Flow

Create triggers and routines to help you get into “the zone.”

We all know what being “in the zone” means: a state of total focus and peak performance. You see it in sports, the workplace, and all areas of life. In psychology, being “in the zone” is called flow.

The term flow was coined in 1975 by Mihály Csíkszentmihályi, a Hungarian-American psychologist. The exact definition of flow is more in-depth, but for our purposes it describes a mental state where:

  • you’re totally focused on the task at hand
  • you’re free of thoughts and feelings unrelated to the task.

Flow is an enjoyable state and where we normally do our best work.

The trick to sustained peak performance over time is to create triggers and routines that trigger the flow state, rather than hoping it spontaneously happens.

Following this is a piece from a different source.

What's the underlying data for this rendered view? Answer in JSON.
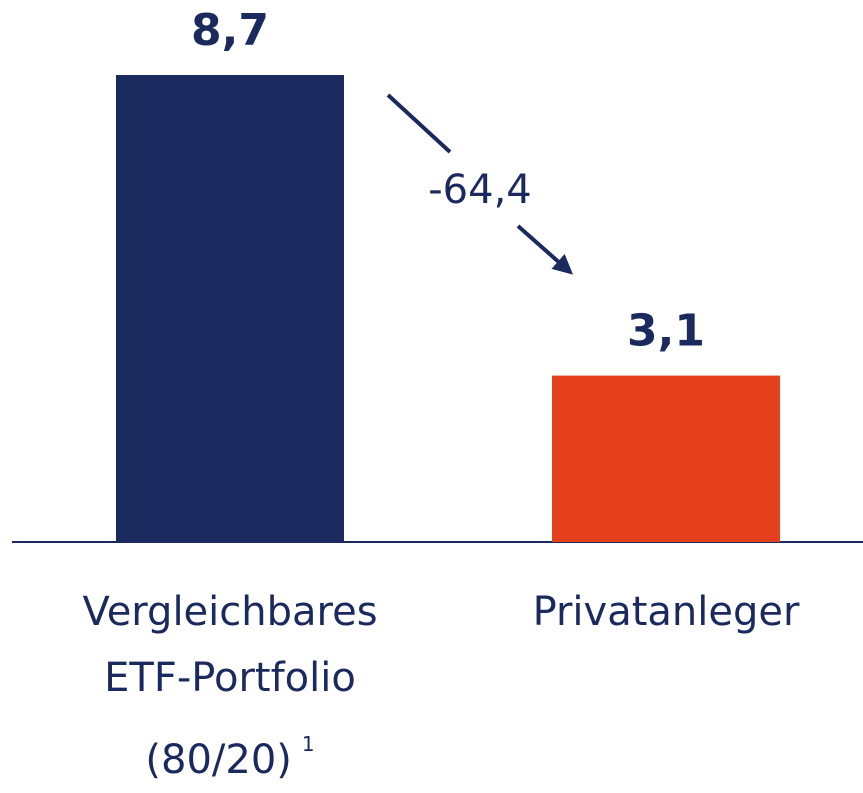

An effective way to trigger the flow state is to create a routine or habit that coincides with being in a flow state. This is done by adding cues or triggers into the routine that normally leads you to flow. After time the connection strengthens such that the cue or trigger itself can induce the flow state.

Examples include:

  • Practicing breathing meditation, to the point where taking a deep breath will immediately lead you to a calm and mindful state
  • Listening to a song prior to sparring or competition, to the point where that song can induce a competitive mindset.

Also consider using adversity and frustration as an opportunity to trigger a flow state. Instead of letting your emotions and frustrations run out of control, become aware of them and use them as a motivator. Imagine how effective it could be if, for example, your opponent’s use of underhanded or illegal tactics triggered a flow state in you.